L’intervento per via toracoscopica è una valida alternativa. Il paziente è posizionato sul fianco sinistro e il polmone destro è collassato. E’ inserito un trocar in IV spazio intercostale sulla linea ascellare anteriore, un trocar da 10 mm in VI spazio intercostale sulla linea ascellare media e un terzo trocar in VII spazio intercostale sulla linea ascellare posteriore. Una telecamera con ottica angolata di 30° è inserita nel trocar intermedio. Si isola e si sospende in blocco vena azygos e tessuto periaortico tra colonna vertebrale, esofago e pericardio con un passafili, introdotto attraverso un apposito port; infine, si seziona questo tessuto con suturatrice articolabile da 35 mm (Bonavina, 1998). Sono possibili ulteriori varianti di tecnica chirurgica (Tsubokava, 2012).
In caso di insuccesso dell’approccio toracico una possibilità terapeutica consiste nella legatura della cisterna chili per via addominale. L’intervento chirurgico consegue lo scopo in due terzi dei casi. Il fegato è retratto cranialmente, il legamento gastro-epatico è sezionato e lo stomaco è retratto a sinistra. Si espone l’aorta sul suo versante laterale destro a livello del tronco celiaco e si asporta il tessuto adiposo tra l’aorta e il pilastro destro del diaframma. Esposto il pilastro destro, si prosegue la dissezione dal pilastro destro alla vena cava. La vena cava è retratta lateralmente, è esposto tutto il tessuto adiposo che le è retrostante ed è identificata la cisterna chili postero-medialmente alla vena cava.
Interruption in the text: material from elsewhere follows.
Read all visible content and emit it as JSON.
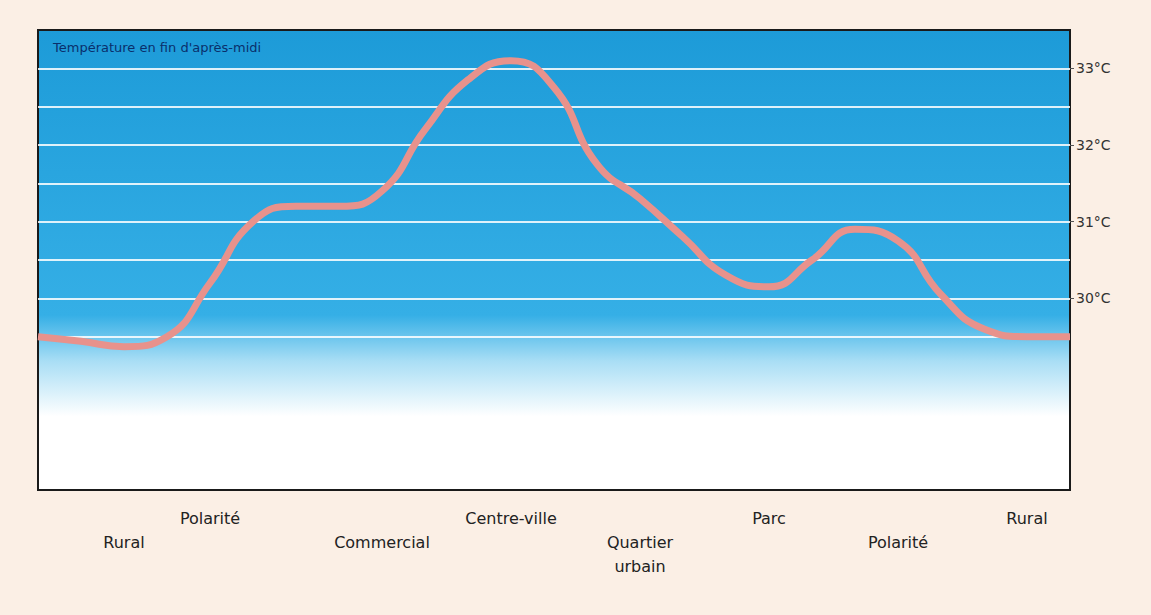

Al termine della procedura deve essere legato tutto il tessuto adiposo tra il pilastro destro del diaframma e la vena cava inferiore. La procedura può essere effettuata laparoscopicamente con cinque trocar (Diaz-Gutierrez, 2017).
Una soluzione innovativa è il trattamento del chilotorace con embolizzazione, per la quale sono state descritte varie tecniche di radiologia interventistica (Toliyat, 2017). Una modalità recentemente testata consiste nell’avanzamento retrogrado di un microcatetere transvenoso, che è guidato nell’ostio del dotto toracico. E’ stato possibile condurre a termine questa procedura nel 60% dei casi, considerando nel calcolo percentuale anche i casi con varianti plessiformi del dotto, che non consentivano anatomicamente l’incannulazione del dotto (Kariya, 2017). Esclusi questi casi, la percentuale di successo è stata dell’80%. Più tradizionalmente il microcatetere può essere avanzato in direzione anterograda fino alla cisterna chili, previa linfangiografia. In un’esperienza è stata riportato un successo nell’incannulazione della cisterna chili nel 48% dei casi e un successo dell’embolizzazione nell’80% dei pazienti in cui l’incannulazione e l’embolizzazione è stata possibile (Reisenauer, 2017).